After getting hammered 0-3 by Latics back in September, Cheltenham sacked Michael Flynn and brought in Cotterill 10 days later. When Cotterill took over, Cheltenham were bottom of the league, having won only one their first 10 games of the season. The Robins were absolute bobbins.
Now they are two points and three places behind Latics having played a game more. Cotterill has won eight of his 15 fixtures in charge of a side that looked absolutely rancid when he took them over.
For the sake of the argument with the eggheads, between the transfer windows, Cotterill added not one single player to his squad. Managers don’t make a difference. They make THE difference. QED.
MELLON’S AMBITION
Another manager whose record destroys the claim that managers don’t matter is Micky Mellon, who is closing in on his seventh promotion…or is he? Mellon this week gave an exclusive interview to the Daily Mail in which he mentioned publicly, for only the second time, that he wants promotion with Oldham to League One (the first time he said something similar was the club’s 130th anniversary dinner last summer).
The lack of an abiding objective this season may have had the effect of taking pressure off the players, many of whom lived through Latics’ woeful drop in performance last season when promotion was the ever-present pressure. But at the same time, it would be nice if Mellon came out and said more precisely what he wants from this season.
We know that signings will be few and far between – a loanee here and perhaps a free transfer there. But we also know that Mellon is, like Cotterill, a difference maker. The size and expense of the squad is for the stats people to worry about. When you’re Micky Mellon, you’re perfectly entitled to back yourself, and whoever you have at your disposal, and to think big.
LESS EXCLUSIVITY PLEASE
As a budding local journalist, Mellon’s exclusive interview with the Daily Mail left a little bit of a sour taste. We know Latics chief executive Darren Royle is friends with Mike Keegan, the Mail’s chief sports reporter – Keegan often helps the club out by compering events and such like.
But giving the Mail an exclusive Mellon interview – not with Keegan, but that’s by the by – and putting it behind a paywall is a bit disrespectful to Oldham fans who are not Daily Mail subscribers.
For a start, that is likely to mean almost all Oldham fans. Among the reasons why people don’t subscribe to the Mail are its tendency to produce alarmist headlines, to exaggerate health scares, to foster moral panics. It’s famous for distorting scientific studies, for targeting groups to which a great many Latics fans belong (such as the working class), and for undermining the rule of law in our country.
In the past, the Mail promoted fascism in this country and abroad, and supported the appeasement of Hitler up to the point where Lord Rothermere, the then proprietor, would have been the one rolling out the red carpet so Der Führer didn’t get wet feet when he landed in Great Yarmouth (or wherever).

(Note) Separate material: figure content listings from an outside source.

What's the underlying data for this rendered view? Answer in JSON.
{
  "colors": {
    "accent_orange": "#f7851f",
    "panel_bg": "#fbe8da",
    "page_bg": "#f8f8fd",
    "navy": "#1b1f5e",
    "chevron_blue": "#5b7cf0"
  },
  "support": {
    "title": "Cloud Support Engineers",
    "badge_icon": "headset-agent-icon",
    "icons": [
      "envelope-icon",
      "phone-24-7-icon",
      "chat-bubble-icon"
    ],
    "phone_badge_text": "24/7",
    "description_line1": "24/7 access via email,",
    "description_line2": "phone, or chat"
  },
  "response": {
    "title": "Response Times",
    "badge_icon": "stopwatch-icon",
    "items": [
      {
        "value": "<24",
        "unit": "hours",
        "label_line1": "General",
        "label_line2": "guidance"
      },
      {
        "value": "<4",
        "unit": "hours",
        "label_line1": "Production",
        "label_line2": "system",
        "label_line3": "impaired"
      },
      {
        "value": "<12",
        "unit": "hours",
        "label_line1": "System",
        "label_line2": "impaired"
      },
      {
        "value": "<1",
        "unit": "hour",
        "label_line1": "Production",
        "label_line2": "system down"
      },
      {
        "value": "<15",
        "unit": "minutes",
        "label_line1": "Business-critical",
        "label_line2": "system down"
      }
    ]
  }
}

Of course I’ve gone too far, but I’ve also made my point. Doesn’t every Latics fan deserve to read those insights, not just the ones who subscribe to the Daily Mail? The good will in the town and farther afield towards the club is at an historic high, but it won’t stay that way if the club limits media access to selected friends to benefit niche, esoteric and extreme media channels such as the Daily Mail.